(CNN) -- Apple devices, from Macs to iPhones, have always been able to boast of advanced safety from viruses, spam and the like. Now, apparently, not even your phone charger is safe.
A team of researchers from Georgia Tech say they've discovered, and can demonstrate, a way to to hack into an iPhone or iPad in less than a minute using a "malicious charger."
The team plans to demonstrate its findings at the Black Hat computer security conference, which begins July 27 in Las Vegas.
In a preview of its presentation, the team acknowledges Apple's "plethora of defense mechanisms in iOS." Historically, Mac users have been able to boast of being largely malware free, in part because spammers, scammers and hackers preferred to target the larger number of Windows computers in the world.
On its mobile iOS operating system, Apple has created a "closed garden" environment in which everything from apps to accessories has to be approved by Apple, as opposed to Google's more wide-open Android system.
But by attacking in a nontraditional way, the team of Billy Lau, Yeongjin Jang and Chengyu Song say, those defenses can be bypassed.
"(W)e investigated the extent to which security threats were considered when performing everyday activities such as charging a device," they wrote. "The results were alarming: despite the plethora of defense mechanisms in iOS, we successfully injected arbitrary software into current-generation Apple devices running the latest operating system (OS) software.
"All users are affected, as our approach requires neither a jailbroken device nor user interaction."
The team says they have built a malicious charger named Mactans, which they plan to demonstrate at Black Hat.
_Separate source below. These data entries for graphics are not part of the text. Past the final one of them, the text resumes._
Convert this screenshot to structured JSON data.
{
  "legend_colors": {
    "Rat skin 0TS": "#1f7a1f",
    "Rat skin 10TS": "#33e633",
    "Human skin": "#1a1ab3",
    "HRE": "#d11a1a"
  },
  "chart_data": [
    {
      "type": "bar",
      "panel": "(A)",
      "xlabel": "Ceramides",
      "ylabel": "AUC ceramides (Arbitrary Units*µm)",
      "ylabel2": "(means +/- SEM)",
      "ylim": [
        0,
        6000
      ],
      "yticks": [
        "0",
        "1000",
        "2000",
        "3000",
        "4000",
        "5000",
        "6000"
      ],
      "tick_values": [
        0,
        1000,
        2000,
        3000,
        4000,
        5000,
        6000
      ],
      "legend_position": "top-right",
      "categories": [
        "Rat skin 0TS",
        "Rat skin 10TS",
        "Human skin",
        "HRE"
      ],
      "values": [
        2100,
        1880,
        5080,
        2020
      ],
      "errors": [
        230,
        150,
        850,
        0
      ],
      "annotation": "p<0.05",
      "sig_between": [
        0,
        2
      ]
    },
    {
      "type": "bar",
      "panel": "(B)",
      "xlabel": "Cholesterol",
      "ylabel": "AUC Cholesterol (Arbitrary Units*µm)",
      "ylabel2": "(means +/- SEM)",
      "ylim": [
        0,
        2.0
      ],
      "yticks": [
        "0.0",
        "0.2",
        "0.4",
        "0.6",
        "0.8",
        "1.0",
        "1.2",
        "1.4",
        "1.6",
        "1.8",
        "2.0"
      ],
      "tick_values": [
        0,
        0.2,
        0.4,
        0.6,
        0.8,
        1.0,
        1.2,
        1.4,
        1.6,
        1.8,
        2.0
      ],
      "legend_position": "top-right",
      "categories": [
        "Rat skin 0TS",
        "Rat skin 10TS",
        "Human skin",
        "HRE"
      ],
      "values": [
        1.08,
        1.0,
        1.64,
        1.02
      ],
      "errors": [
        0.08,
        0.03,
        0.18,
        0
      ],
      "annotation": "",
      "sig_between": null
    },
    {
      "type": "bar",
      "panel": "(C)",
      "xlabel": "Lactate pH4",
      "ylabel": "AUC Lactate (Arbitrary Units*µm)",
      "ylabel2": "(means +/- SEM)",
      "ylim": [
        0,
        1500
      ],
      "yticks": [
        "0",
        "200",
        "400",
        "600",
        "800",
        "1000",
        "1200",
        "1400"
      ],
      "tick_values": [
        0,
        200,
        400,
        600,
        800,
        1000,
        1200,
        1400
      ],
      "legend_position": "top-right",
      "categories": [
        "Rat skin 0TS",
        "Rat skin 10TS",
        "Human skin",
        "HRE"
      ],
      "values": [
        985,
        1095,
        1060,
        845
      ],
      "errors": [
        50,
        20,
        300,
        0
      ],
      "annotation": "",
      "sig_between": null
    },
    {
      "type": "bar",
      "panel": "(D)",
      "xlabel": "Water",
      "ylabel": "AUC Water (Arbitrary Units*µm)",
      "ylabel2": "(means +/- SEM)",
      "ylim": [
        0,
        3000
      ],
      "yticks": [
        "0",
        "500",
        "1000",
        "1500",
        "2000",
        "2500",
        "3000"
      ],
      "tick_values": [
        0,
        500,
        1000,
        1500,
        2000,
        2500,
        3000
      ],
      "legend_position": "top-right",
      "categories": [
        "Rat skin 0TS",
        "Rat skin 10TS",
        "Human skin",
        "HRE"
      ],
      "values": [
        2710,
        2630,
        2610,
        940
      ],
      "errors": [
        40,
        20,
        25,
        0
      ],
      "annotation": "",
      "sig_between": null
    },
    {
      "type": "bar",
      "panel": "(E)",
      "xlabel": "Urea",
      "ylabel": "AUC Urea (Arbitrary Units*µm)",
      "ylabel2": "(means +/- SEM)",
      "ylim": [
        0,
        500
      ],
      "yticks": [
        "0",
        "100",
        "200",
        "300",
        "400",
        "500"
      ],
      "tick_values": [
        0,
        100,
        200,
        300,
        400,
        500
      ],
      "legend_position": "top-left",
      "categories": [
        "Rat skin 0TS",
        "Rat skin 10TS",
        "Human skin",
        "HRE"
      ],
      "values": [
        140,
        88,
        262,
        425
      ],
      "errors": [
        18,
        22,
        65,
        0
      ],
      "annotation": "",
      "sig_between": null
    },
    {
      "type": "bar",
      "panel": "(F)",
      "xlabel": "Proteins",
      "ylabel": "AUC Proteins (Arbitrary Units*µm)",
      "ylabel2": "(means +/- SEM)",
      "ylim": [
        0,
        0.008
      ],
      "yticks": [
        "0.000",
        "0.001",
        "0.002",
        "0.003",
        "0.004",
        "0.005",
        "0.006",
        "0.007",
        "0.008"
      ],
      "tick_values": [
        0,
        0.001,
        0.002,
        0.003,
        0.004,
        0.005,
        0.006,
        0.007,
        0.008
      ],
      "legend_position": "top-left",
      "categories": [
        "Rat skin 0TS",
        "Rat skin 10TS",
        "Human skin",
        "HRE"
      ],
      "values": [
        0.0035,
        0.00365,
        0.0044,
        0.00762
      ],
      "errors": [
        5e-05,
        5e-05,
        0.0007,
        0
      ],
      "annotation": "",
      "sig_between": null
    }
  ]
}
Latrodectus mactans is the scientific name for the deadly black widow spider.
The preview doesn't say whether the charger is a modified version of Apple's standard equipment or entirely new.
"While Mactans was built with limited amount of time and a small budget, we also briefly consider what more motivated, well-funded adversaries could accomplish," they wrote. "Finally, we recommend ways in which users can protect themselves and suggest security features Apple could implement to make the attacks we describe substantially more difficult to pull off."
Apple did not immediately respond to a message seeking comment.